(Reuters) – Oilfield job losses from the COVID-19 pandemic topped 100,000 in the United States in August, according to a report released on Tuesday by trade group Petroleum Equipment & Services Association (PESA), even though some idled drilling projects have resumed.
There was 121,000 oilfield jobs lost in the last 12 months, the report said, with employment in the U.S. sector at its lowest level since March 2017. The bulk of those job losses, 103,420, have come since the pandemic began, the report said.
U.S. crude futures on Tuesday were trading about $37 a barrel, below the cost of production for many U.S. producers. Shale production was 7.6 million barrels per day (bpd) in August, down from 9.2 million bpd in February, before the pandemic crushed fuel demand, according to data from the U.S. Energy Information Administration.
“The situation in 2020 is very different than it was in 2015-2016,” said Leslie Beyer, president of PESA, when a price war cut into U.S. output.

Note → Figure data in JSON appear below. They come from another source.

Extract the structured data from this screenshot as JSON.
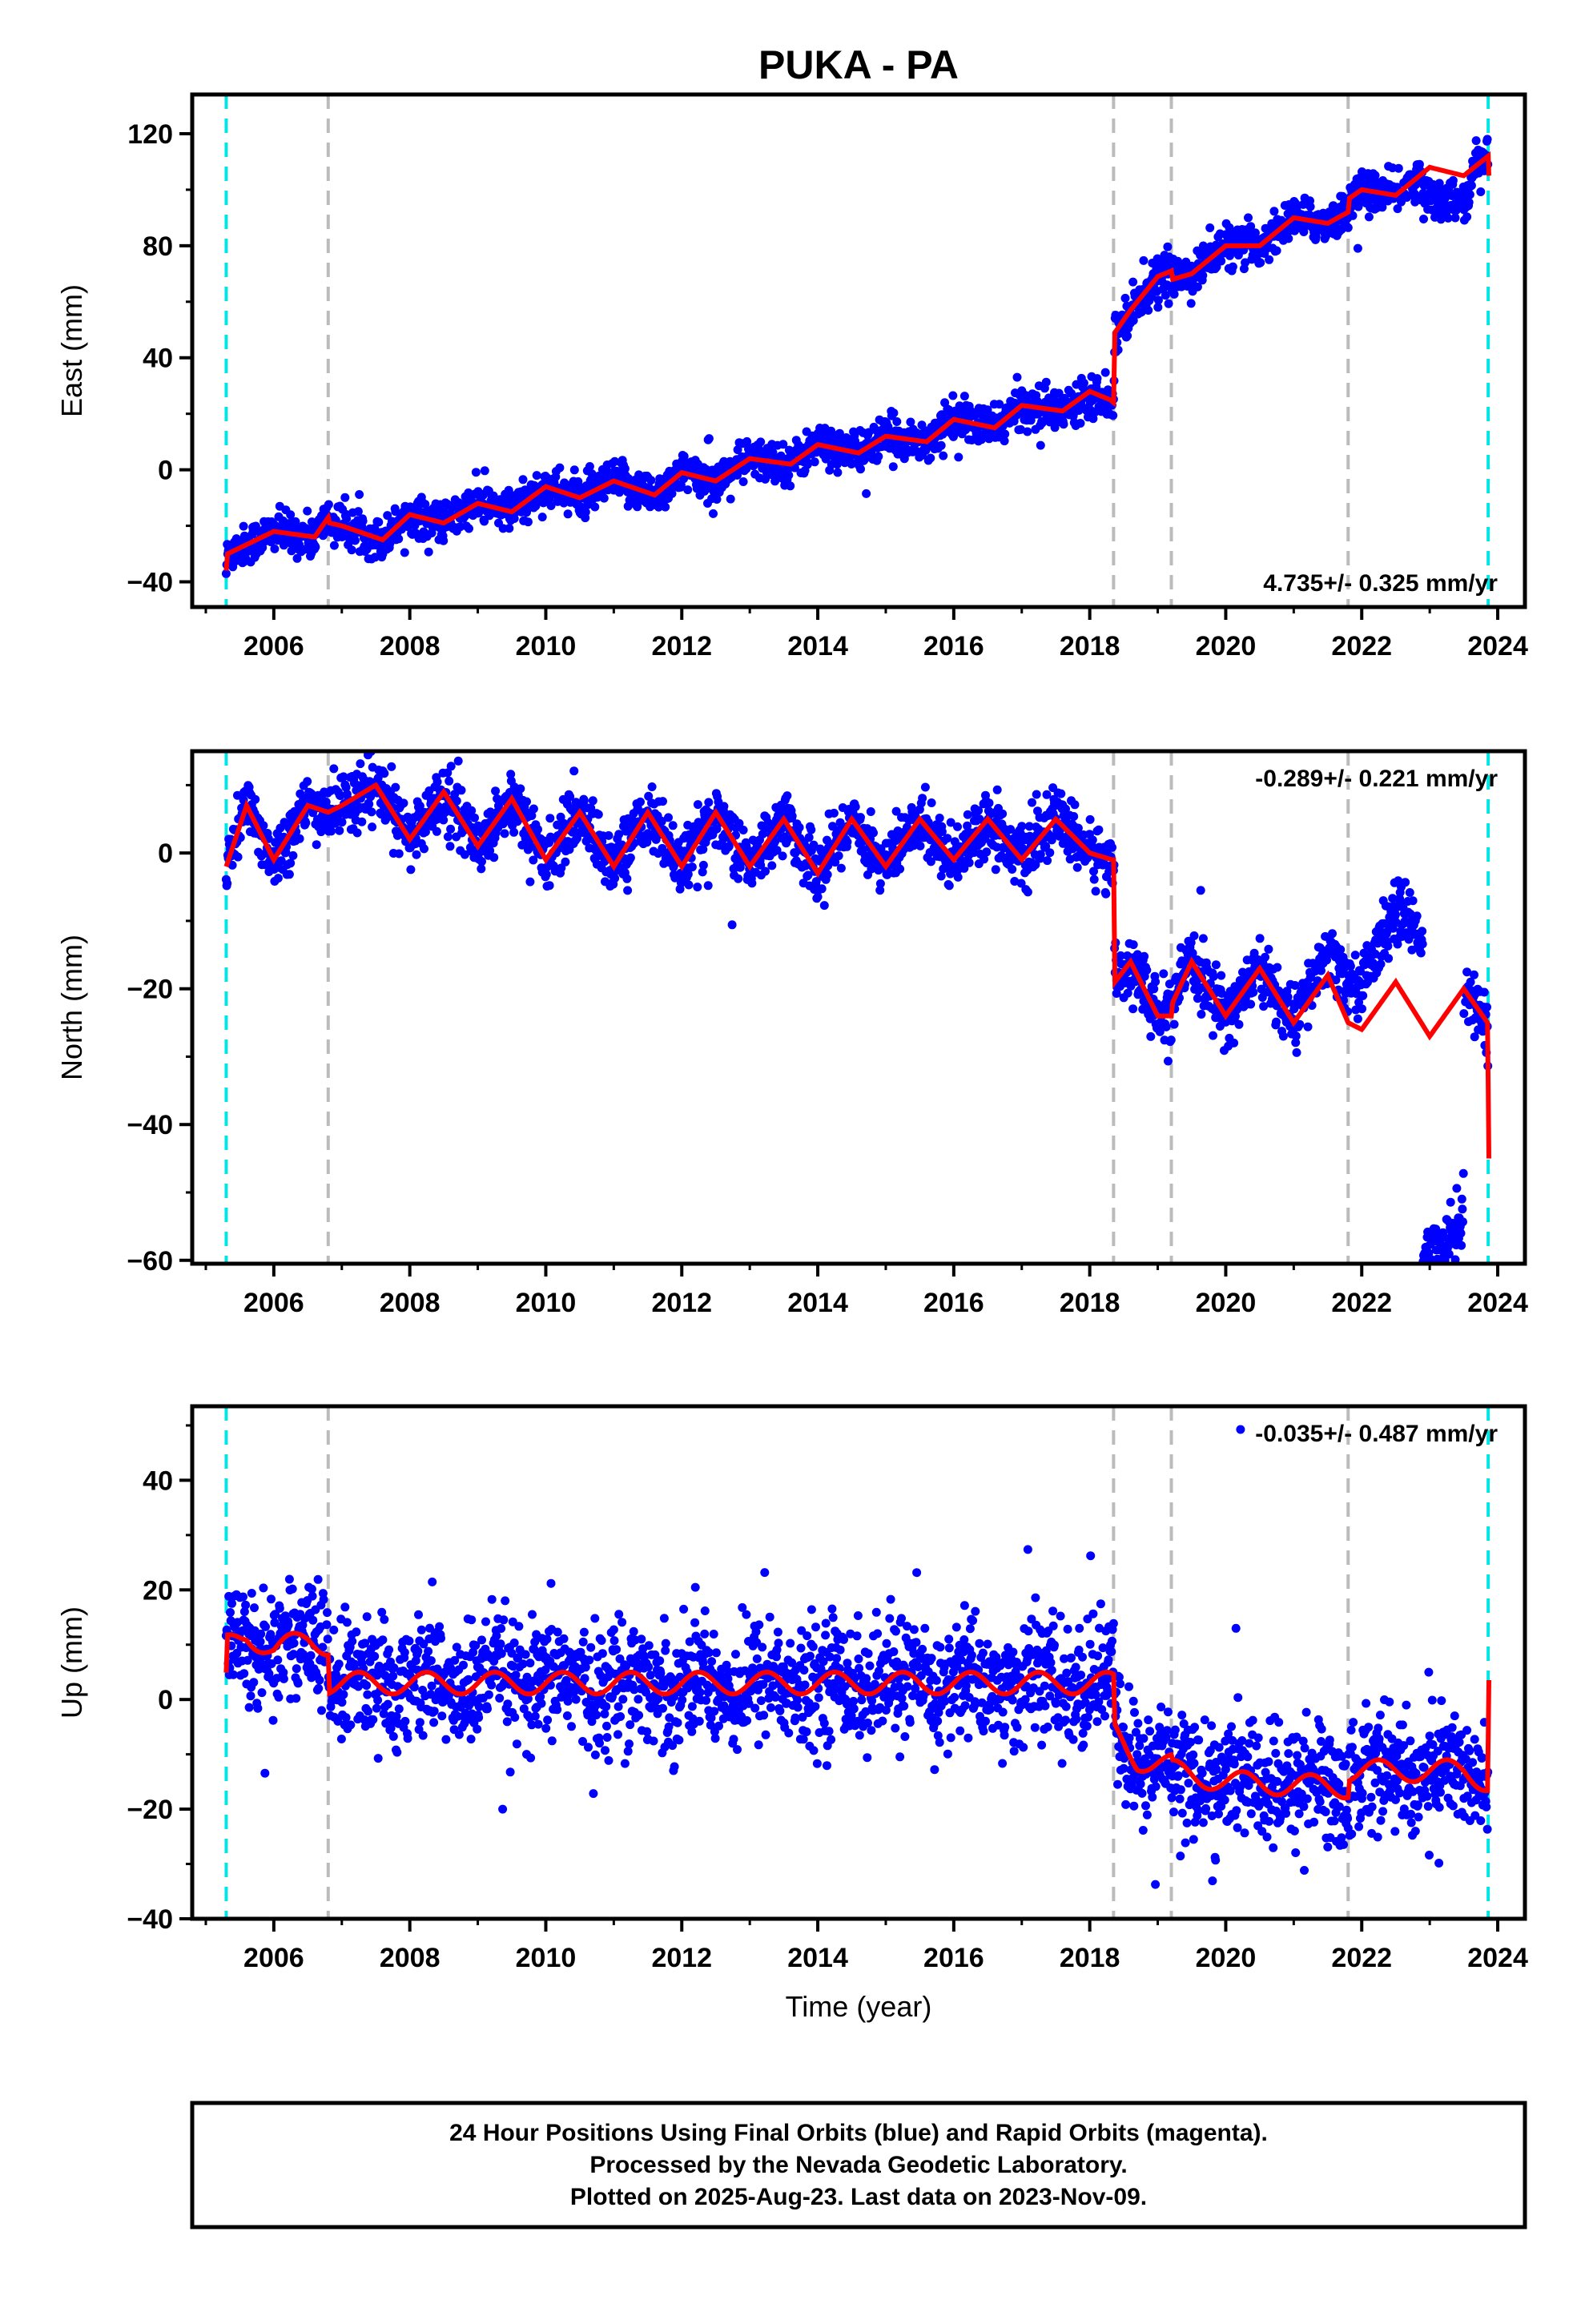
{
  "figure": {
    "title": "PUKA - PA",
    "xlabel": "Time (year)",
    "footer": [
      "24 Hour Positions Using Final Orbits (blue) and Rapid Orbits (magenta).",
      "Processed by the Nevada Geodetic Laboratory.",
      "Plotted on 2025-Aug-23. Last data on 2023-Nov-09."
    ]
  },
  "colors": {
    "data_points": "#0000ff",
    "model_fit": "#ff0000",
    "data_span_marker": "#00e5e5",
    "offset_marker": "#bbbbbb",
    "frame": "#000000"
  },
  "chart_data": [
    {
      "type": "scatter",
      "component": "East",
      "ylabel": "East (mm)",
      "xlim": [
        2004.8,
        2024.4
      ],
      "ylim": [
        -49,
        134
      ],
      "xticks": [
        2006,
        2008,
        2010,
        2012,
        2014,
        2016,
        2018,
        2020,
        2022,
        2024
      ],
      "yticks": [
        -40,
        0,
        40,
        80,
        120
      ],
      "grid": false,
      "rate_label": "4.735+/- 0.325 mm/yr",
      "rate_position": "bottom-right",
      "data_span": [
        2005.3,
        2023.86
      ],
      "offset_epochs": [
        2006.8,
        2018.35,
        2019.2,
        2021.8
      ],
      "model_control_points": [
        [
          2005.3,
          -36
        ],
        [
          2005.32,
          -30
        ],
        [
          2006.0,
          -22
        ],
        [
          2006.6,
          -24
        ],
        [
          2006.8,
          -17
        ],
        [
          2006.82,
          -19
        ],
        [
          2007.0,
          -20
        ],
        [
          2007.6,
          -25
        ],
        [
          2008.0,
          -16
        ],
        [
          2008.5,
          -19
        ],
        [
          2009.0,
          -12
        ],
        [
          2009.5,
          -15
        ],
        [
          2010.0,
          -6
        ],
        [
          2010.5,
          -10
        ],
        [
          2011.0,
          -4
        ],
        [
          2011.6,
          -9
        ],
        [
          2012.0,
          -1
        ],
        [
          2012.5,
          -4
        ],
        [
          2013.0,
          4
        ],
        [
          2013.6,
          2
        ],
        [
          2014.0,
          9
        ],
        [
          2014.6,
          6
        ],
        [
          2015.0,
          12
        ],
        [
          2015.6,
          10
        ],
        [
          2016.0,
          18
        ],
        [
          2016.6,
          15
        ],
        [
          2017.0,
          23
        ],
        [
          2017.6,
          21
        ],
        [
          2018.0,
          28
        ],
        [
          2018.3,
          25
        ],
        [
          2018.35,
          24
        ],
        [
          2018.37,
          49
        ],
        [
          2018.6,
          57
        ],
        [
          2019.0,
          69
        ],
        [
          2019.2,
          71
        ],
        [
          2019.22,
          68
        ],
        [
          2019.5,
          70
        ],
        [
          2020.0,
          80
        ],
        [
          2020.5,
          80
        ],
        [
          2021.0,
          90
        ],
        [
          2021.5,
          88
        ],
        [
          2021.8,
          92
        ],
        [
          2021.82,
          97
        ],
        [
          2022.0,
          100
        ],
        [
          2022.5,
          98
        ],
        [
          2023.0,
          108
        ],
        [
          2023.5,
          105
        ],
        [
          2023.86,
          112
        ],
        [
          2023.87,
          105
        ]
      ],
      "scatter_scale_mm": 3.5
    },
    {
      "type": "scatter",
      "component": "North",
      "ylabel": "North (mm)",
      "xlim": [
        2004.8,
        2024.4
      ],
      "ylim": [
        -60.5,
        15
      ],
      "xticks": [
        2006,
        2008,
        2010,
        2012,
        2014,
        2016,
        2018,
        2020,
        2022,
        2024
      ],
      "yticks": [
        -60,
        -40,
        -20,
        0
      ],
      "grid": false,
      "rate_label": "-0.289+/- 0.221 mm/yr",
      "rate_position": "top-right",
      "data_span": [
        2005.3,
        2023.86
      ],
      "offset_epochs": [
        2006.8,
        2018.35,
        2019.2,
        2021.8
      ],
      "model_control_points": [
        [
          2005.3,
          -2
        ],
        [
          2005.6,
          7
        ],
        [
          2006.0,
          -1
        ],
        [
          2006.5,
          7
        ],
        [
          2006.8,
          6
        ],
        [
          2007.0,
          7
        ],
        [
          2007.5,
          10
        ],
        [
          2008.0,
          2
        ],
        [
          2008.5,
          9
        ],
        [
          2009.0,
          1
        ],
        [
          2009.5,
          8
        ],
        [
          2010.0,
          -1
        ],
        [
          2010.5,
          6
        ],
        [
          2011.0,
          -2
        ],
        [
          2011.5,
          6
        ],
        [
          2012.0,
          -2
        ],
        [
          2012.5,
          6
        ],
        [
          2013.0,
          -2
        ],
        [
          2013.5,
          5
        ],
        [
          2014.0,
          -3
        ],
        [
          2014.5,
          5
        ],
        [
          2015.0,
          -2
        ],
        [
          2015.5,
          5
        ],
        [
          2016.0,
          -1
        ],
        [
          2016.5,
          5
        ],
        [
          2017.0,
          -1
        ],
        [
          2017.5,
          5
        ],
        [
          2018.0,
          0
        ],
        [
          2018.33,
          -1
        ],
        [
          2018.35,
          -1
        ],
        [
          2018.37,
          -19
        ],
        [
          2018.6,
          -16
        ],
        [
          2019.0,
          -24
        ],
        [
          2019.2,
          -24
        ],
        [
          2019.22,
          -22
        ],
        [
          2019.5,
          -16
        ],
        [
          2020.0,
          -24
        ],
        [
          2020.5,
          -17
        ],
        [
          2021.0,
          -25
        ],
        [
          2021.5,
          -18
        ],
        [
          2021.8,
          -25
        ],
        [
          2022.0,
          -26
        ],
        [
          2022.5,
          -19
        ],
        [
          2023.0,
          -27
        ],
        [
          2023.5,
          -20
        ],
        [
          2023.85,
          -25
        ],
        [
          2023.87,
          -45
        ]
      ],
      "scatter_scale_mm": 2.2
    },
    {
      "type": "scatter",
      "component": "Up",
      "ylabel": "Up (mm)",
      "xlim": [
        2004.8,
        2024.4
      ],
      "ylim": [
        -40,
        53.5
      ],
      "xticks": [
        2006,
        2008,
        2010,
        2012,
        2014,
        2016,
        2018,
        2020,
        2022,
        2024
      ],
      "yticks": [
        -40,
        -20,
        0,
        20,
        40
      ],
      "grid": false,
      "rate_label": "-0.035+/- 0.487 mm/yr",
      "rate_position": "top-right",
      "data_span": [
        2005.3,
        2023.86
      ],
      "offset_epochs": [
        2006.8,
        2018.35,
        2019.2,
        2021.8
      ],
      "model_control_points": [
        [
          2005.3,
          3
        ],
        [
          2005.32,
          10
        ],
        [
          2005.6,
          12
        ],
        [
          2006.0,
          9
        ],
        [
          2006.5,
          11
        ],
        [
          2006.8,
          10
        ],
        [
          2006.82,
          3
        ],
        [
          2018.33,
          3
        ],
        [
          2018.35,
          3
        ],
        [
          2018.37,
          -6
        ],
        [
          2018.7,
          -11
        ],
        [
          2019.2,
          -12
        ],
        [
          2019.22,
          -13
        ],
        [
          2020.0,
          -15
        ],
        [
          2021.8,
          -16
        ],
        [
          2021.82,
          -13
        ],
        [
          2023.5,
          -13
        ],
        [
          2023.85,
          -15
        ],
        [
          2023.87,
          5
        ]
      ],
      "model_annual_amplitude_mm": 2,
      "scatter_scale_mm": 5.5
    }
  ]
}
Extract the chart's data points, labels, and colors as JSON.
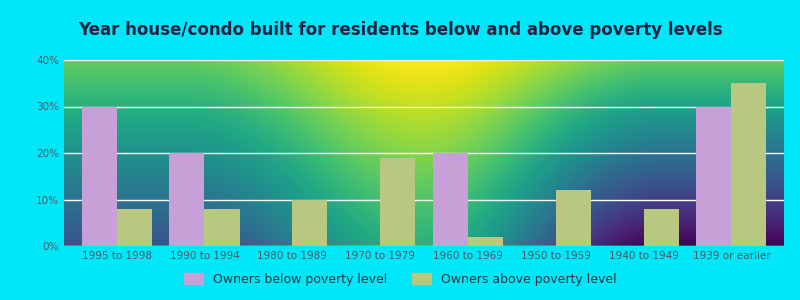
{
  "title": "Year house/condo built for residents below and above poverty levels",
  "categories": [
    "1995 to 1998",
    "1990 to 1994",
    "1980 to 1989",
    "1970 to 1979",
    "1960 to 1969",
    "1950 to 1959",
    "1940 to 1949",
    "1939 or earlier"
  ],
  "below_poverty": [
    30,
    20,
    0,
    0,
    20,
    0,
    0,
    30
  ],
  "above_poverty": [
    8,
    8,
    10,
    19,
    2,
    12,
    8,
    35
  ],
  "below_color": "#c8a0d8",
  "above_color": "#b8c880",
  "ylim": [
    0,
    40
  ],
  "yticks": [
    0,
    10,
    20,
    30,
    40
  ],
  "ytick_labels": [
    "0%",
    "10%",
    "20%",
    "30%",
    "40%"
  ],
  "bg_top_color": "#f0fff0",
  "bg_bottom_color": "#d0e8c0",
  "outer_background": "#00e8f8",
  "grid_color": "#ffffff",
  "legend_below": "Owners below poverty level",
  "legend_above": "Owners above poverty level",
  "bar_width": 0.4,
  "title_fontsize": 12,
  "tick_fontsize": 7.5,
  "legend_fontsize": 9
}
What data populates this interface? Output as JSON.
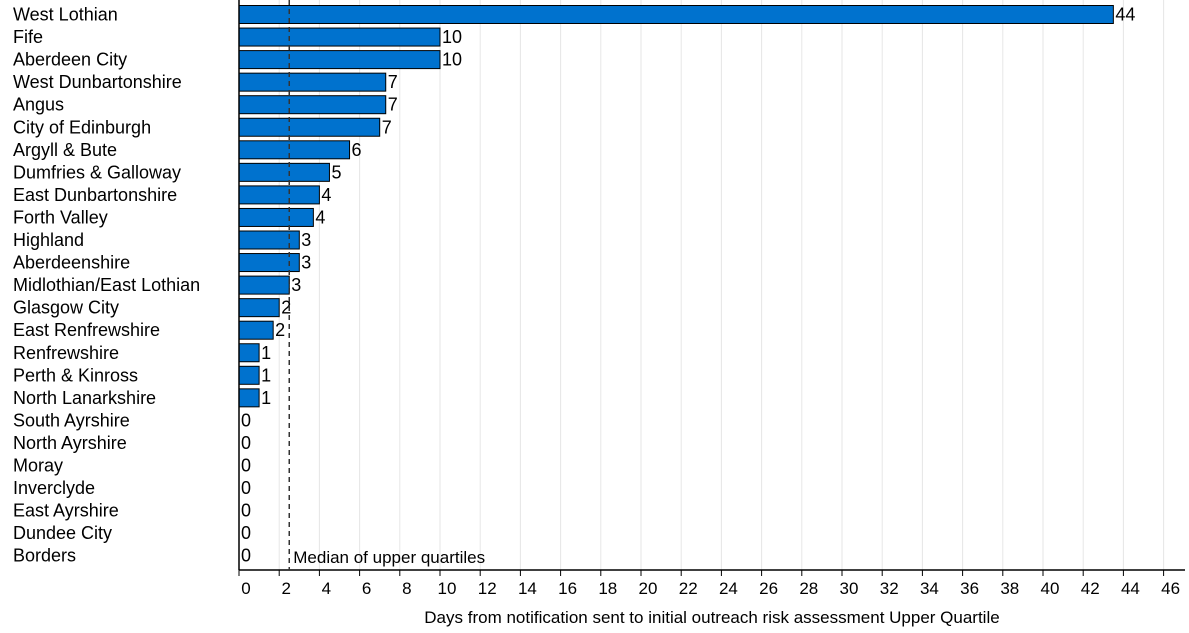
{
  "chart_data": {
    "type": "bar",
    "orientation": "horizontal",
    "categories": [
      "West Lothian",
      "Fife",
      "Aberdeen City",
      "West Dunbartonshire",
      "Angus",
      "City of Edinburgh",
      "Argyll & Bute",
      "Dumfries & Galloway",
      "East Dunbartonshire",
      "Forth Valley",
      "Highland",
      "Aberdeenshire",
      "Midlothian/East Lothian",
      "Glasgow City",
      "East Renfrewshire",
      "Renfrewshire",
      "Perth & Kinross",
      "North Lanarkshire",
      "South Ayrshire",
      "North Ayrshire",
      "Moray",
      "Inverclyde",
      "East Ayrshire",
      "Dundee City",
      "Borders"
    ],
    "values": [
      43.5,
      10,
      10,
      7.3,
      7.3,
      7,
      5.5,
      4.5,
      4,
      3.7,
      3,
      3,
      2.5,
      2,
      1.7,
      1,
      1,
      1,
      0,
      0,
      0,
      0,
      0,
      0,
      0
    ],
    "data_labels": [
      "44",
      "10",
      "10",
      "7",
      "7",
      "7",
      "6",
      "5",
      "4",
      "4",
      "3",
      "3",
      "3",
      "2",
      "2",
      "1",
      "1",
      "1",
      "0",
      "0",
      "0",
      "0",
      "0",
      "0",
      "0"
    ],
    "xlabel": "Days from notification sent to initial outreach risk assessment Upper Quartile",
    "xlim": [
      0,
      47
    ],
    "xticks": [
      "0",
      "2",
      "4",
      "6",
      "8",
      "10",
      "12",
      "14",
      "16",
      "18",
      "20",
      "22",
      "24",
      "26",
      "28",
      "30",
      "32",
      "34",
      "36",
      "38",
      "40",
      "42",
      "44",
      "46"
    ],
    "reference_line": {
      "value": 2.5,
      "style": "dashed",
      "label": "Median of upper quartiles"
    },
    "grid": "vertical",
    "colors": {
      "bar": "#0072CE",
      "bar_edge": "#000000",
      "grid": "#E6E6E6",
      "axis": "#000000"
    }
  }
}
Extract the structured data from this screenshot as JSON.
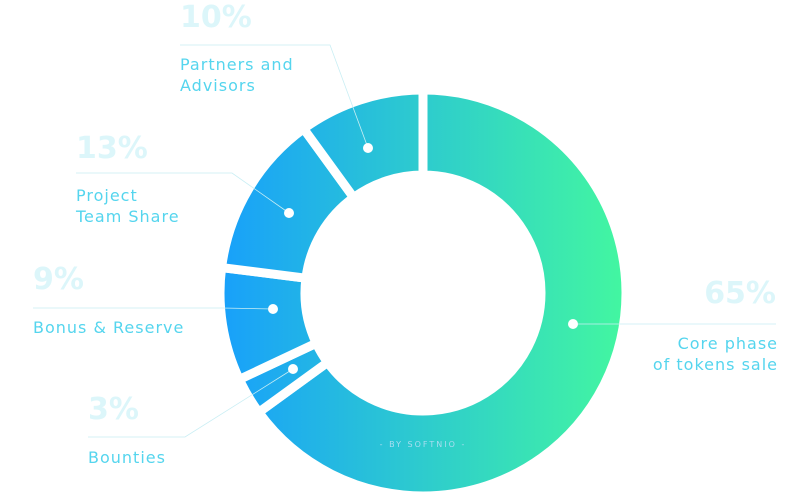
{
  "chart_data": {
    "type": "pie",
    "donut": true,
    "categories": [
      "Core phase\nof tokens sale",
      "Bounties",
      "Bonus & Reserve",
      "Project\nTeam Share",
      "Partners and\nAdvisors"
    ],
    "values": [
      65,
      3,
      9,
      13,
      10
    ],
    "value_labels": [
      "65%",
      "3%",
      "9%",
      "13%",
      "10%"
    ],
    "gradient": [
      "#18a0fb",
      "#43f7a0"
    ],
    "watermark": "- BY SOFTNIO -"
  }
}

“The most important thing we can do for the oilfield services sector and our economy is get control of the pandemic and begin a responsible reopening of the world’s economies,” she said.
Despite the bleak figures, the rate of energy job losses is slowing, the report found, with only 2,600 jobs lost last month, the lowest since the pandemic began in March.
“We’re encouraged by the slowing job losses and increased production, but we’re cautious due to uncertainty around continued pandemic effects on the economic recovery. We know demand will return, but it will be slow,” said Beyer.
The bulk of the cuts have been in Texas, where some 59,000 workers lost their jobs this year, followed by Louisiana with 10,200 job losses and Oklahoma with 9,200.
Some 180,000 oilfield service jobs were supported by loans from the Paycheck Protection Program that was a safety net for businesses, PESA’s analysis found.